Eric and the panel are in Boston Spa, West Yorkshire.
Eric Robson and the panel are in Boston Spa, West Yorkshire. Neil Porteous, Bunny Guinness and Matthew Wilson answer this week’s questions from green-fingered enthusiasts.
The panellists offer advice on how to best move hydrangeas, making the most of a greenhouse during winter, and dealing with a spreading Pampas grass.
Also, James Wong heads to the fungarium at Kew Gardens to explore the largest collection of fungi in the world.
Produced by: Hannah Newton
Assistant Producer: Rosie Merotra
A Somethin’ Else production for BBC Radio 4
Q -Is it problematic to move a Hydrangea?
Neil – It is very easy to move it. The best time to do it is over winter when their leaves have mostly dropped off. They love cool conditions. You can cut them back to the ground if you want.
Matthew – If you are going to give them a drastic cut you need to follow it up with mulch and feed.
Bunny – For a lot of them, if you cut them down they will lose the flower the next year. But some will respond with bigger blooms next year like Arborescens ‘Annabelle’, and the Paniculata. Cuttings are a fail-safe in August and September.
Q – I love irises but I find I get a lot of grass tightly growing between the corms. Is there any way of getting this grass out without lifting the irises?
Neil – I usually lift our irises in August which is a good time because everything retrenches. A nice thing to do is lift and divide them in August with 8-9inch (20-22cm) spaces in between and cut the leaves down to 3inches (7.6cm) and they soon flare up again.
Bunny – That is a lot easier than continually picking out a perennial grass!
Q –How can I make the most of my greenhouse in the winter?
Matthew – I am a fan of things with dual purpose such as using chilli peppers both as an edible and decoration in the house. Some winter crops such as pak choi, mizuna, and rocket you can sow in pots in a greenhouse over winter.
Neil – I would take lots of cuttings now. I take all my Salvia cuttings, and I would even take tips of things like Delphiniums (Larkspur) and Dahlias. Always let the air in on a nice day as it reduces the effect of aphids and scale. Sow biennial seeds such as Ammi majus (Queen Anne’s lace) and Melanoselinum Decipiens (Black Parsley).
Bunny – I would sow some greenery like winter lettuce. If you sow them now you will have lovely fresh greens throughout the winter. I would invest in a decent heater and a heated mat for all your cuttings and some LED lights to help.
Q – I have 3 Bay trees which suffered in the frost. They are now nearly recovered but how do I prepare them for the winter?
Neil – You can get some enviromesh or fleece to put on the top if you think you are going to get bad weather. Just tie it on the base of the bowl of the tree. It will stop the drying wind from taking every last ounce of water and when the cold air settles down it will freeze the fleece rather than the leaves.
Matthew – It is a plant that grows through being repeatedly harvested.
Bunny – I use pipe-lagging around the stem. And hessian to protect the roots.
Q - Is there a variety of tomato that is better suited to being grown here in the North?
Matthew – The smaller varieties such as cherry tomatoes or the smaller vine ripe tomatoes.
Q – Is it possible to plant elm trees without them expiring?
Matthew – It is called Dutch elm disease for which there is no cure. But don’t give up as there are parts of the country where elm trees are thriving.

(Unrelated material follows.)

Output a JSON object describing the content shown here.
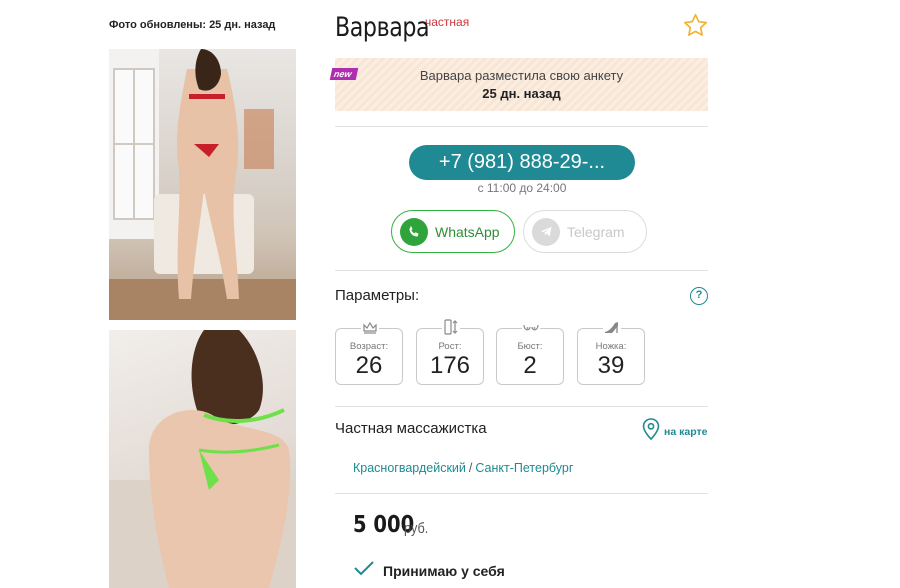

Bunny – It doesn’t kill the roots, so it can be regenerated from the rootstock.
Neil – We have planted some Ulmus minor (the Field elm) and it seems to be growing pretty well. One alternative that does well is Acer Campestre (the Field Maple) – which makes a big tree if you give it room.

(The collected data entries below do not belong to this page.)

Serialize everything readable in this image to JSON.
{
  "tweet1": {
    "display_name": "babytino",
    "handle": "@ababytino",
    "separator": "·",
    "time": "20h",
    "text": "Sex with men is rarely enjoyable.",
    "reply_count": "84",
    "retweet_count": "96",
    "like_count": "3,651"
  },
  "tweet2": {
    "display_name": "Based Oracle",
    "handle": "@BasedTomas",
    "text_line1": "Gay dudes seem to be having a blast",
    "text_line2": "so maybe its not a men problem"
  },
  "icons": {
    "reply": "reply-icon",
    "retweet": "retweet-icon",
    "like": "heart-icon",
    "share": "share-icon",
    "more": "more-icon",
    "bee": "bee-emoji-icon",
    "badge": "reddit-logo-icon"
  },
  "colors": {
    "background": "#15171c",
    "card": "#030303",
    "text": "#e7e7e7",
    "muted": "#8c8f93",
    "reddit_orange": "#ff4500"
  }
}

Q – Have you any tips for helping Trachelospernum Jasminoides (Star Jasmine) to thrive in a large container and can you avoid the leaves going red and dropping over winter?
Bunny – If it is cold they go red and do drop but they do come back. You can put some fleece over the front.
Neil – If you scrape back some of the old soil on the surface you will see a lot of white roots coming up but that doesn’t matter. If you keep going down about 3 or 4 inches (7-10cm) and then add a top dressing of fresh soil this will help keep the root system ticking over.
Matthew – You can grow them in containers, but it needs to be a good size with a regular and constant water supply. They require water year-round as well as feeding regimes.
Q – I have a giant Pampas grass (Cortaderia Sellonana) in my garden and the plumes are about 15 foot high (4.5m) but it is slowly spreading. How do I halve it without damaging it?
Neil – I would wait until Spring and cut it down to about 18inches (45cm) and get a sharp spade and start taking divisions off it. This will trim back some of the spread and then you can replant it.
Bunny – You need to put a lot of force into it.